Po kilku kolejnych minutach cicho mruknąłem do drania.

– Sasuke, puść mnie. Trochę mi zimno. Pójdę się ubrać.

– Mhm... Dobrze. Już idziemy. – złożył delikatny pocałunek na moim ramieniu.

Pozwolił mi wstać. Sam poszedł za mną. Szybko się ubrałem, po czym razem z atramentowookim położyłem się na łóżku. Wpatrywałem się niego szczęśliwy. Strasznie tęskniłem za tymi pięknymi oczami. Zbliżyłem się do niego i pocałowałem. Przyjął, tak to wyczułem, to z przyjemnością. Objął mnie w pasie i przyciągnął do swojej piersi. Również się w niego wtuliłem.

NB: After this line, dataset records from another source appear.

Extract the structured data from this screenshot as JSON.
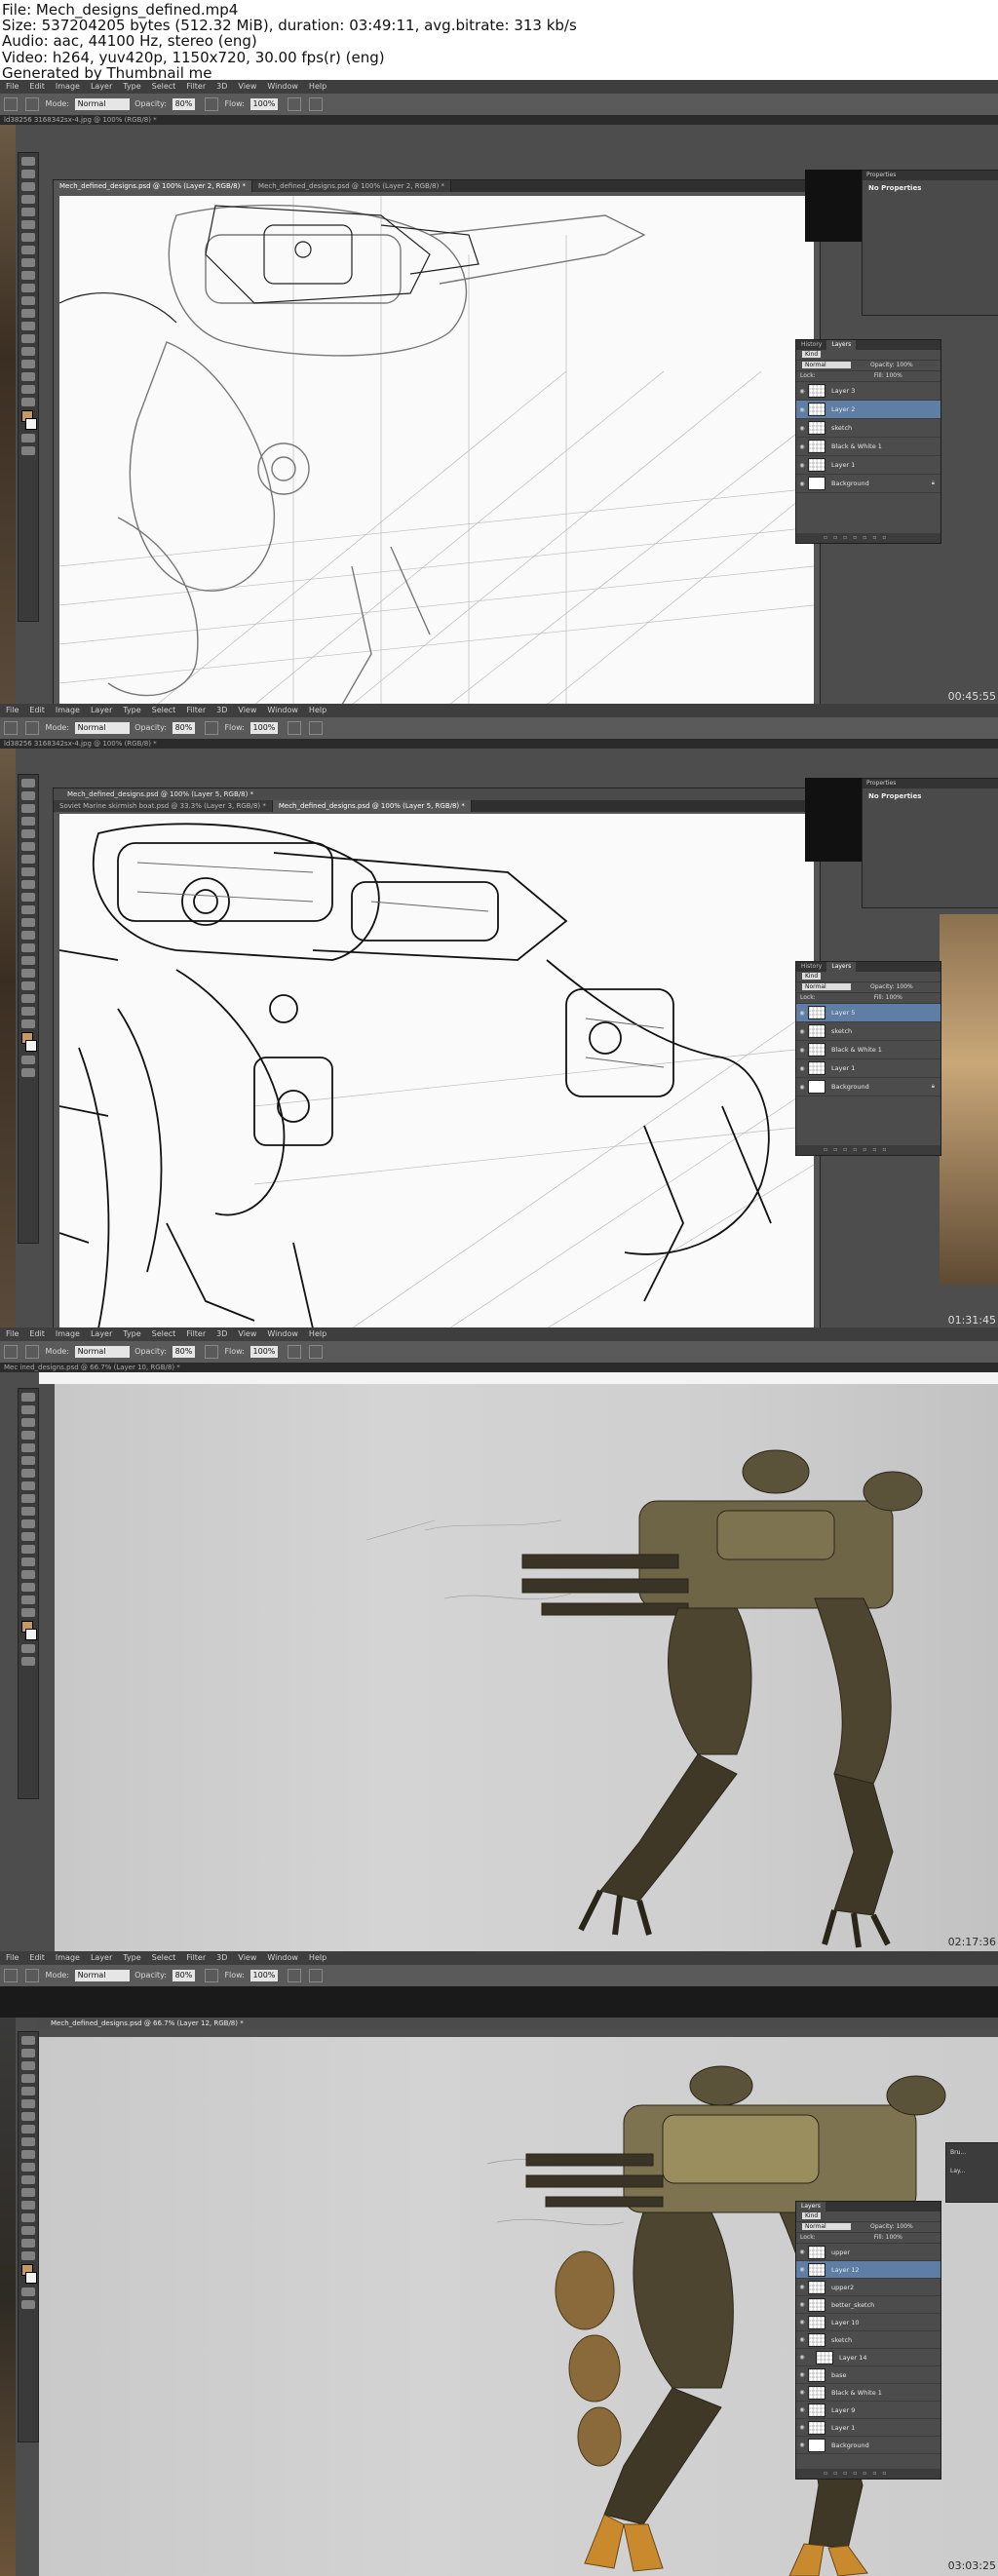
{
  "header": {
    "line1": "File: Mech_designs_defined.mp4",
    "line2": "Size: 537204205 bytes (512.32 MiB), duration: 03:49:11, avg.bitrate: 313 kb/s",
    "line3": "Audio: aac, 44100 Hz, stereo (eng)",
    "line4": "Video: h264, yuv420p, 1150x720, 30.00 fps(r) (eng)",
    "line5": "Generated by Thumbnail me"
  },
  "menu": [
    "File",
    "Edit",
    "Image",
    "Layer",
    "Type",
    "Select",
    "Filter",
    "3D",
    "View",
    "Window",
    "Help"
  ],
  "options": {
    "mode_label": "Mode:",
    "mode_value": "Normal",
    "opacity_label": "Opacity:",
    "opacity_value": "80%",
    "flow_label": "Flow:",
    "flow_value": "100%"
  },
  "frames": [
    {
      "timestamp": "00:45:55",
      "pathline": "ld38256 3168342sx-4.jpg @ 100% (RGB/8) *",
      "tabs": [
        "Mech_defined_designs.psd @ 100% (Layer 2, RGB/8) *",
        "Mech_defined_designs.psd @ 100% (Layer 2, RGB/8) *"
      ],
      "props_title": "Properties",
      "props_body": "No Properties",
      "layers_tabs": [
        "History",
        "Layers"
      ],
      "kind": "Kind",
      "blend": "Normal",
      "opacity": "Opacity: 100%",
      "lock": "Lock:",
      "fill": "Fill: 100%",
      "layers": [
        {
          "name": "Layer 3",
          "thumb": "checker"
        },
        {
          "name": "Layer 2",
          "thumb": "checker"
        },
        {
          "name": "sketch",
          "thumb": "checker"
        },
        {
          "name": "Black & White 1",
          "thumb": "checker"
        },
        {
          "name": "Layer 1",
          "thumb": "checker"
        },
        {
          "name": "Background",
          "thumb": "white"
        }
      ],
      "selected_index": 1
    },
    {
      "timestamp": "01:31:45",
      "pathline": "ld38256 3168342sx-4.jpg @ 100% (RGB/8) *",
      "tabs": [
        "Soviet Marine skirmish boat.psd @ 33.3% (Layer 3, RGB/8) *",
        "Mech_defined_designs.psd @ 100% (Layer 5, RGB/8) *"
      ],
      "props_title": "Properties",
      "props_body": "No Properties",
      "layers_tabs": [
        "History",
        "Layers"
      ],
      "kind": "Kind",
      "blend": "Normal",
      "opacity": "Opacity: 100%",
      "lock": "Lock:",
      "fill": "Fill: 100%",
      "layers": [
        {
          "name": "Layer 5",
          "thumb": "checker"
        },
        {
          "name": "sketch",
          "thumb": "checker"
        },
        {
          "name": "Black & White 1",
          "thumb": "checker"
        },
        {
          "name": "Layer 1",
          "thumb": "checker"
        },
        {
          "name": "Background",
          "thumb": "white"
        }
      ],
      "selected_index": 0
    },
    {
      "timestamp": "02:17:36",
      "pathline": "Mec  ined_designs.psd @ 66.7% (Layer 10, RGB/8) *"
    },
    {
      "timestamp": "03:03:25",
      "tab": "Mech_defined_designs.psd @ 66.7% (Layer 12, RGB/8) *",
      "layers_tabs": [
        "Layers"
      ],
      "kind": "Kind",
      "blend": "Normal",
      "opacity": "Opacity: 100%",
      "lock": "Lock:",
      "fill": "Fill: 100%",
      "layers": [
        {
          "name": "upper",
          "thumb": "checker"
        },
        {
          "name": "Layer 12",
          "thumb": "checker"
        },
        {
          "name": "upper2",
          "thumb": "checker"
        },
        {
          "name": "better_sketch",
          "thumb": "checker"
        },
        {
          "name": "Layer 10",
          "thumb": "checker"
        },
        {
          "name": "sketch",
          "thumb": "checker"
        },
        {
          "name": "Layer 14",
          "thumb": "checker"
        },
        {
          "name": "base",
          "thumb": "checker"
        },
        {
          "name": "Black & White 1",
          "thumb": "checker"
        },
        {
          "name": "Layer 9",
          "thumb": "checker"
        },
        {
          "name": "Layer 1",
          "thumb": "checker"
        },
        {
          "name": "Background",
          "thumb": "white"
        }
      ],
      "selected_index": 1,
      "side_labels": [
        "Bru...",
        "Lay..."
      ]
    }
  ]
}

– Kocham cię, Naruto. Bardzo mocno cię kocham.

– Ja ciebie też.

–Teraz będzie się wszystko między nami układać. Zobaczysz. Nie pozwolę, by coś znowu nas rozdzieliło. Obiecuję ci.

– Dokładnie. – uśmiechnąłem się do niego.

– Wiesz co, kochanie?

– Słucham?

– Nie mam ochoty się stąd ruszać. Gdyby to było możliwe, przesiedziałbym tu z tobą całą wieczność, byleby mieć ciebie przy sobie.

– Obstawiam, że nie dałbyś rady w ten sposób, wiecznie przy mnie być. – mruknąłem cicho, lekko zarumieniony.